Per ritornare alle triadi che definiscono il senso dell’amore e della solidarietà, l’amore per un Dio non può che essere infinito, come infinito deve essere l’amore per se stessi nell’accezione di voler “diventare ciò che si è” secondo un proprio destino. Ma se non c’è nessun Dio da amare, e se l’amore di sé è solo la copertura narcisistica di una depressogena e disperante insufficienza terrena, cosa può distribuire quest’uomo ad un altro? In un mondo globalizzato, dove certe vicinanze sono diventate estreme e spesso non volute, e dove le distanze personali e geografiche si sono allentate a causa dell’artificialità dei contatti e della contrazione del tempo, forse occorre – come auspica Alain Touraine – un nuovo paradigma per costruire il presente. Forse occorre ritornare all’ipotesi di Carl Schmitt per ridefinire il senso della solidarietà: individuare un nemico al quale negarsi ed un amico al quale donarsi; selezionare l’obiettivo del proprio rifiuto e del proprio sostegno; ripensare all’etimologia del munus che è dovere, che è dono, ma che è anche muro, limite, confine. In questo modo, finalmente, si avrà il coraggio di ripudiare quel concetto falso, mistificatorio e fuorviante che è l’umanità – quasi sempre un paravento della vuotezza parolaia – per ritornare alla concretezza della comunità, che è identità e destino condivisi. Con un po’ di spregiudicatezza, è auspicabile un’accettazione del concetto di prossimo dell’Antico Testamento, o almeno al vecchio proponimento politico che ricordava come “la mia Patria è là dove si combatte per la mia idea”. Anche per la solidarietà devono valere questi principi.  La bontà distribuita a pioggia rientra nel “pauperismo vetero-marxista” denunciato da Costanzo Preve: una elemosina diffusa a troppi, una insoddisfazione dilatata a molti, una ripulitura di coscienza elargita a tutti.

 1 L. ZOYA, La morte del prossimo, Einaudi, Torino, 2009, p. 13.
 2 L.F. CÉLINE, Bagatelle per un massacro, trad. it., Corbaccio, Milano, 1938, pp. 153-4.

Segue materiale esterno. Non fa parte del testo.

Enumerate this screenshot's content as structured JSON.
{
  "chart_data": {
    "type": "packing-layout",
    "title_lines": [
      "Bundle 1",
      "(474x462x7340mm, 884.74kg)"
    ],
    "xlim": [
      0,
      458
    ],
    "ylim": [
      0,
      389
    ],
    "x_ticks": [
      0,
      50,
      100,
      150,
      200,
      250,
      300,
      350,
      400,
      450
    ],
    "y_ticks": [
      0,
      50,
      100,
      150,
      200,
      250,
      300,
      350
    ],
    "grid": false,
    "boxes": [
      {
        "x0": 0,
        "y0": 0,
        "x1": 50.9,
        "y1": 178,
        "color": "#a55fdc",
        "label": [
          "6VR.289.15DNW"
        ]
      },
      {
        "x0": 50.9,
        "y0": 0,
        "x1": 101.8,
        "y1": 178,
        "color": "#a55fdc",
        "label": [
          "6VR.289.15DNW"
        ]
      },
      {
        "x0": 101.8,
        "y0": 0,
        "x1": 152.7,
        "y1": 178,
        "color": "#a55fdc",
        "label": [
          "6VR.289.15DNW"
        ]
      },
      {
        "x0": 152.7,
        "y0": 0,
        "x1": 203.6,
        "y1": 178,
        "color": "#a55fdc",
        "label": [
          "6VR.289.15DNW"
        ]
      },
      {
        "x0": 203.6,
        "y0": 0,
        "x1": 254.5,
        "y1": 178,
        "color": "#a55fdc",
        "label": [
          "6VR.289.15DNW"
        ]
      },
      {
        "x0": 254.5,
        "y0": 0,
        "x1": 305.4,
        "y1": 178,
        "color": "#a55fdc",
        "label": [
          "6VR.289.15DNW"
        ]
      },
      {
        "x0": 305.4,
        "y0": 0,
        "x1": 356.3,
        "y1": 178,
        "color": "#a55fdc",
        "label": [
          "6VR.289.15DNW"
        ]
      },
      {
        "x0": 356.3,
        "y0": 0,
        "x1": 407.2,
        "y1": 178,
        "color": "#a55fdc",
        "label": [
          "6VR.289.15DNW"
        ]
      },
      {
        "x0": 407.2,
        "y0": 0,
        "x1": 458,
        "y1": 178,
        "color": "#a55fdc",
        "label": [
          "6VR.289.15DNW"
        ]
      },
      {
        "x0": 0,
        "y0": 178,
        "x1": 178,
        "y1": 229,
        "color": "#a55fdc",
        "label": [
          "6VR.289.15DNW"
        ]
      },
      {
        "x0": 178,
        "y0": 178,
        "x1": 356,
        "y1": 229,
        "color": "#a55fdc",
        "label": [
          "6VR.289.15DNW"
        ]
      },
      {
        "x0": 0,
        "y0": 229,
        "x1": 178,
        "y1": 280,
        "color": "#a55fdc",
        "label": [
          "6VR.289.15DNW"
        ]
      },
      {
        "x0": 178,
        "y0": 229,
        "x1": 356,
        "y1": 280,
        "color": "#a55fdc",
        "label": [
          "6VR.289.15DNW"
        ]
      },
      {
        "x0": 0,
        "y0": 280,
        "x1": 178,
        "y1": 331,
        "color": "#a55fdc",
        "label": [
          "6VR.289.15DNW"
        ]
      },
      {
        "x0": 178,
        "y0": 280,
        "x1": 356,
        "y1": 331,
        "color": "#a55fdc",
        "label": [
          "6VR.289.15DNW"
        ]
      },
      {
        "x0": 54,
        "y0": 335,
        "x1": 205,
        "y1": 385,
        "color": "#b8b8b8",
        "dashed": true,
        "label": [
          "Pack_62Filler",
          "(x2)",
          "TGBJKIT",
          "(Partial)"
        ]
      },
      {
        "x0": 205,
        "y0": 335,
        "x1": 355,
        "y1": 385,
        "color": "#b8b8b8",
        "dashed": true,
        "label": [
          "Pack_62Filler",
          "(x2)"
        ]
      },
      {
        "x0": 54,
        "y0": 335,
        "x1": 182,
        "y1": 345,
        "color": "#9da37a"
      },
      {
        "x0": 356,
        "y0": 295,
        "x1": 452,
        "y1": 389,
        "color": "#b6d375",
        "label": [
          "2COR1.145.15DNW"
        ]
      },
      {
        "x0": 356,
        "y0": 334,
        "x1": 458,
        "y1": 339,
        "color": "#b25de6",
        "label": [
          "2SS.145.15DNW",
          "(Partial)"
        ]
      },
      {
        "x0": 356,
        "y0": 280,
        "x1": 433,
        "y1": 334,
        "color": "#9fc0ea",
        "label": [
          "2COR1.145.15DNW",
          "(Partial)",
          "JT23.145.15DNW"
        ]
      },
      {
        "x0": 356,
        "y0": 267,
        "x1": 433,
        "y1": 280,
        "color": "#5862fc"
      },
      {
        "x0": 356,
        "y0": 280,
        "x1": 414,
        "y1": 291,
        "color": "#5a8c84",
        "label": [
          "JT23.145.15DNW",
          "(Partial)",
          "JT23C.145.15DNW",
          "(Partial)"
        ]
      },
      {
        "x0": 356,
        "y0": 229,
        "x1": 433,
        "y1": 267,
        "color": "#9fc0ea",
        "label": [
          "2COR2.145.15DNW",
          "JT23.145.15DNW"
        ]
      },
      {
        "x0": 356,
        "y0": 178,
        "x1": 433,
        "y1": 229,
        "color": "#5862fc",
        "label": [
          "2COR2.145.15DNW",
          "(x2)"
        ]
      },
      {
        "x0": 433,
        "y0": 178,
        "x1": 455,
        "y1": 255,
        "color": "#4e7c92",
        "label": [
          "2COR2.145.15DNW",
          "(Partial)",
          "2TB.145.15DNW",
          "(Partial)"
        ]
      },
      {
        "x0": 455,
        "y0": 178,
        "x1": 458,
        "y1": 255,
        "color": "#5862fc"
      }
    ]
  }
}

 3 L. ZOYA, La morte del prossimo, cit., pp. 21 e 99.
  5 Ivi, p. 5.
 6 C. MICHELSTAEDTER, Epistolario, Adelphi, Milano, 1983, pp. 448-52.
 7 L. ZOYA, La morte del prossimo, cit., p. 4.
 8 E.M. CIORAN, Il funesto demiurgo, Adelphi, Milano, 1986, p. 62.
 9 Personizzazione – secondo l’indicazione di Hillman – è un po’ di più di individuazione: non è solo percorso di riconoscimento del Sé, ma la concretizzazione responsabile di un proprio unico ed irripetibile destino.
 10 L. ZOYA, La morte del prossimo, cit., p. 4.
 11 Ivi, p. 4.
 12 J. HILLMAN, Re-visione della psicologia, trad. it., Adelphi, Milano, 1983, p. 32.